If our sexual actions are engaged in with mutuality and respect, and in a spirit of nonharming, we are practicing brahmacharya. This means sexuality is not used to manipulate or control, and sex is not just a mindless act.
It is especially important to be mindful of practicing brahmacharya when one is in the role of teacher. Your students open themselves to you, and thus, any—even the slightest—sexual behavior, like flirting, muddies the waters of the student-teacher relationship and impacts other students in class.
When a teacher crosses the boundary between student and teacher, the student is almost always the one who pays the emotional price. It is healthiest for everyone if the relationship remains simply about sharing yoga in the classroom and goes no further than that.
Again, it can be seen how ahimsa is the foundation of this yama as well.
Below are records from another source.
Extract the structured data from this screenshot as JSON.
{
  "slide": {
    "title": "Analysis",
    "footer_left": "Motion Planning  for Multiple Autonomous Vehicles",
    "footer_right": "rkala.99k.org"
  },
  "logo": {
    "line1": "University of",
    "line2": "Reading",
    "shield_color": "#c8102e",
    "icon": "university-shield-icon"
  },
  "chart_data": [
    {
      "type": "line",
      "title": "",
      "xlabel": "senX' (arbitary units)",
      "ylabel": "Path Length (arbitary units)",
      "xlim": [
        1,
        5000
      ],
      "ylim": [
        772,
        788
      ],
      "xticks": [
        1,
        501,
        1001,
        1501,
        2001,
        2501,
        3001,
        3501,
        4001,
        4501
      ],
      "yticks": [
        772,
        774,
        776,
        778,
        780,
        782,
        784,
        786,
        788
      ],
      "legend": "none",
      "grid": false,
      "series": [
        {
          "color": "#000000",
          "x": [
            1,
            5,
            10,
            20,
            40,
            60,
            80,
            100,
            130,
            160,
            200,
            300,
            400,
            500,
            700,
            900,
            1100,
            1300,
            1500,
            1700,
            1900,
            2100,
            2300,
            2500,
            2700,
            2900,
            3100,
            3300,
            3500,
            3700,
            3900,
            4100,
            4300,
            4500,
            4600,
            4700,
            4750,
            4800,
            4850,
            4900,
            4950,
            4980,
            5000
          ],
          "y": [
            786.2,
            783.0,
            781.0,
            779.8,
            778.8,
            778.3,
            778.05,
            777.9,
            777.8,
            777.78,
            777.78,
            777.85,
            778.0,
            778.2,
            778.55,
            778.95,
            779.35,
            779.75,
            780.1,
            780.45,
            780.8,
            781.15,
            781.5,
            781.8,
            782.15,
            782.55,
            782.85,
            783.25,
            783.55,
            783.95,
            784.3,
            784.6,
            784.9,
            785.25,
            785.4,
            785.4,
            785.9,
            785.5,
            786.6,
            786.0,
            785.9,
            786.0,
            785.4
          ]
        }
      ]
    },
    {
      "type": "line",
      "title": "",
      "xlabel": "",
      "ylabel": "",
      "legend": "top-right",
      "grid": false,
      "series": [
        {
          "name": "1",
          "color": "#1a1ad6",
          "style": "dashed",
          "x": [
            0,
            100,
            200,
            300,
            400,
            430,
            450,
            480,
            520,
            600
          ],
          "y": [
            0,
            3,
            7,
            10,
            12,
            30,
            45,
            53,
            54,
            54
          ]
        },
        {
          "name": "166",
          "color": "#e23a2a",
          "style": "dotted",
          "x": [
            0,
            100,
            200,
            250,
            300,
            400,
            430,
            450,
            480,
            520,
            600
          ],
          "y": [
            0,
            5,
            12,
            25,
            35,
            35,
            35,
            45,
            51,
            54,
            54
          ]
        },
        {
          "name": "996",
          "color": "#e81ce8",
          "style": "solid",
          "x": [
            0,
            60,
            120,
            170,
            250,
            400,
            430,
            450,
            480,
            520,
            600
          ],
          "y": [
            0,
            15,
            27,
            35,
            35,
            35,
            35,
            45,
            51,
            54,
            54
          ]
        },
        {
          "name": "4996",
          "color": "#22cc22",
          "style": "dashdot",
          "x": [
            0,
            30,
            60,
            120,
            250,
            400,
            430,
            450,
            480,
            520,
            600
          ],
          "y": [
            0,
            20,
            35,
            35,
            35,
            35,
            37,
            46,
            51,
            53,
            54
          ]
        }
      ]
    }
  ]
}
Fifth Yama: Refraining From Greed
The fifth yama is aparigraha, or non-greed. The term comes from words meaning “not taking into one’s house.”
Greed is the belief that whatever we have, it is not enough. We see what others have and want more to feel worthy and “enough.” A critical question that can shape our life in meaningful ways is to ask, “What is enough?”
How many T-shirts do you own? 50? How many trendy yoga outfits? Is that enough? What is enough money? What is enough living space in your house? What is enough yoga? Enough exercise? Enough food? Enough love?
Asking yourself this question is the practice of aparigraha. I once heard that in a dialect of Chinese, a customary question after a meal is, “Have you eaten to contentment?” This question steers us away from greed and invites us to focus instead on enjoying what we have right now. To cultivate this sort of awareness is to practice aparigraha and to learn to appreciate what we already have.
The practice of yoga is not just about what we are able to do with our bodies or breath. It is rather about learning who we really are. Yoga is about reintroducing us to our Divinity or Consciousness by bringing us back to ourselves.
Through the practice of yoga we are paradoxically finding that which was never lost: our deepest selves. The yamas are tools for remaining aware of our actions and words and of their effect on us and on the world so we can choose what residue we want to leave for generations to come. Practicing these “restraints” ultimately liberates us into the vastness of loving ourselves and others. And that changes the world.